Ah, the lost object. To quote Robert Frost again (Reluctance, 1913):

Ah, when to the heart of man
Was it ever less than a treason
To… bow and accept the end
Of a love, or a season?





Thursday, September 1, 2016

Homesickness and Cheever


Home is the place where, when you have to go there,
                                       They have to take you in   - Robert Frost


We long for the certainty of unquestioned acceptance and welcome, a feeling of home, the place where we belong, but then come to “the realization that one’s longing for home can never be met.” Brothers and Lewis (2012) expand the idea of homesickness— in self-psychology language—as “a longing to recover (or gain for the first time) a sense of certainty that the selfobject experiences upon which selfhood depends are unquestionably available.” 

What do we do when we are confronted with the painful realization that we can never go home again, if home indeed ever was? What do we do when confronted with “this painful sense of unfulfilled and unfulfillable longing for home”? Brothers and Lewis intimate that a compensatory ‘home’ can be created by patient and analyst when they come to know one another in predictable, reliable ways and by building together a shared unique language. “In a healing analytic relationship…patient and analyst develop a shared language—partly verbal, partly nonverbal—by means of which excruciating experiences of sameness and difference become bearable.” [Here, sameness speaks to the need for twinship (see post of August 28, 2016), belonging as one does when ‘at home,’ and “the need to experience difference…to experience oneself as unique, special…”] Treatment additionally offers the opportunity for mourning what was lost, what one never had, and/or what one can never have.

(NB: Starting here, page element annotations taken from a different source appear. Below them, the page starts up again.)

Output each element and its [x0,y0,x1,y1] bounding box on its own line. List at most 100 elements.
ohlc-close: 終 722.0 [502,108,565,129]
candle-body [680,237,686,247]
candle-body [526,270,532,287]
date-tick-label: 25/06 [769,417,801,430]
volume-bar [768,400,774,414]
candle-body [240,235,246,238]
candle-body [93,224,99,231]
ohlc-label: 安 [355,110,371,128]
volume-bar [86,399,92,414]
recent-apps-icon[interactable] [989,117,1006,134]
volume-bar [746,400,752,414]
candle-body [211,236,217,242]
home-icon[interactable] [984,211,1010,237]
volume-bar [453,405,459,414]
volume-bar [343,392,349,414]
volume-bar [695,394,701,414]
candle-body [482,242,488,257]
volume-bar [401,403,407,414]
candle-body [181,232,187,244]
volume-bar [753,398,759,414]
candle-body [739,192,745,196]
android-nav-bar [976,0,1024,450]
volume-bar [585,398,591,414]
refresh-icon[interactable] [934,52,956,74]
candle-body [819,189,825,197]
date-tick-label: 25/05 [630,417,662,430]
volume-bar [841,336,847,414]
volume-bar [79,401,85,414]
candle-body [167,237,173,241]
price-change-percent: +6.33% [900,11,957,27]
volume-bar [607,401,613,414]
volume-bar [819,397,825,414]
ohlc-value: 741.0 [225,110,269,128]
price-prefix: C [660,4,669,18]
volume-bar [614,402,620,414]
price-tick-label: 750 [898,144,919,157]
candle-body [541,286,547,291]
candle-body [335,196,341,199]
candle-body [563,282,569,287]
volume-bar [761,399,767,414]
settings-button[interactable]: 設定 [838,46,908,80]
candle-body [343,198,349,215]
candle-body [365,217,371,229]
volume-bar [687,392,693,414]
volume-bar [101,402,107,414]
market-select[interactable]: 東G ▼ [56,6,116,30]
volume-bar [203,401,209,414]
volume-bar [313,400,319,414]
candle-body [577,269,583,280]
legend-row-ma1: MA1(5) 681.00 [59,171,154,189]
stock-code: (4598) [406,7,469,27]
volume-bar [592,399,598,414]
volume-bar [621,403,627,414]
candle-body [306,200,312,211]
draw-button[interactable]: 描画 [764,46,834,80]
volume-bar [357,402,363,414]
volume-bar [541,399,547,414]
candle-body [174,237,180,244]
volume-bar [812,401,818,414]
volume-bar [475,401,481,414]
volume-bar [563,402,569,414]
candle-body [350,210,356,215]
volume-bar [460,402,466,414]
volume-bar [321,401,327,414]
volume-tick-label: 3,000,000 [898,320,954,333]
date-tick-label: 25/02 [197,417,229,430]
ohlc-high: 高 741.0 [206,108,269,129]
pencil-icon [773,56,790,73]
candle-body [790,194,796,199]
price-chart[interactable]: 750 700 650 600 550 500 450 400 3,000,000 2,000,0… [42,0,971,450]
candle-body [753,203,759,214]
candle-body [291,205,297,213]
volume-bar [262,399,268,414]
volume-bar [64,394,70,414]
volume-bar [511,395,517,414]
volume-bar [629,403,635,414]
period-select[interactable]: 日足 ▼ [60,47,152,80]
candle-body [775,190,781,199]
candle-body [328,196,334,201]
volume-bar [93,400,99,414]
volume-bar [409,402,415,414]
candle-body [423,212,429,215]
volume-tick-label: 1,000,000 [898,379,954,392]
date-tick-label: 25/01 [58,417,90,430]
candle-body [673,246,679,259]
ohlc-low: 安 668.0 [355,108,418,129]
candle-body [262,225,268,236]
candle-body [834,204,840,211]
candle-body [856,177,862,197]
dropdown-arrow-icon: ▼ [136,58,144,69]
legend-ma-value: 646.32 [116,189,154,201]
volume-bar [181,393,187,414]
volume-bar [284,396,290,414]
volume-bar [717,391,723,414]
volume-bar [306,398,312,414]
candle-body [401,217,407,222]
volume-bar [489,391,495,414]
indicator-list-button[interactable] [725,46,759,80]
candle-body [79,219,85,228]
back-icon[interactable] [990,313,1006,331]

Familiarity and belonging allow for the creation of meaning. But the sense of certainty and of familiarity are shattered by trauma. Trauma, in turn, can lead to exile “when trauma brings with it a desperate need to experience the clarity of difference.”

While Brothers and Lewis utilize the John Cheever quote ‘Fifty percent of people in the world are homesick all the time’ , their points about longing for what never was are also aptly illustrated in the Cheever short story Reunion (1962) where the son, meeting his father with heightened anticipation after years of estrangement, comes to the painful realization over lunch that he will never have the relationship with his father that he had always longed for; his longings for connection will remain unfulfilled; his efforts futile. Many of the works of Cheever speak to a kind of nostalgia or ‘homesickness’ for lost culture and community experienced in the isolating and alienating suburbs. There is a deep pathos in Cheever’s works. So, too, in ours.

                                    

Brothers, D., Lewis, J., (2012) Homesickness, Exile, and the Self-Psychological Language of Homecoming. International J. Psychoanalytic Self Psychol. 7:180-195.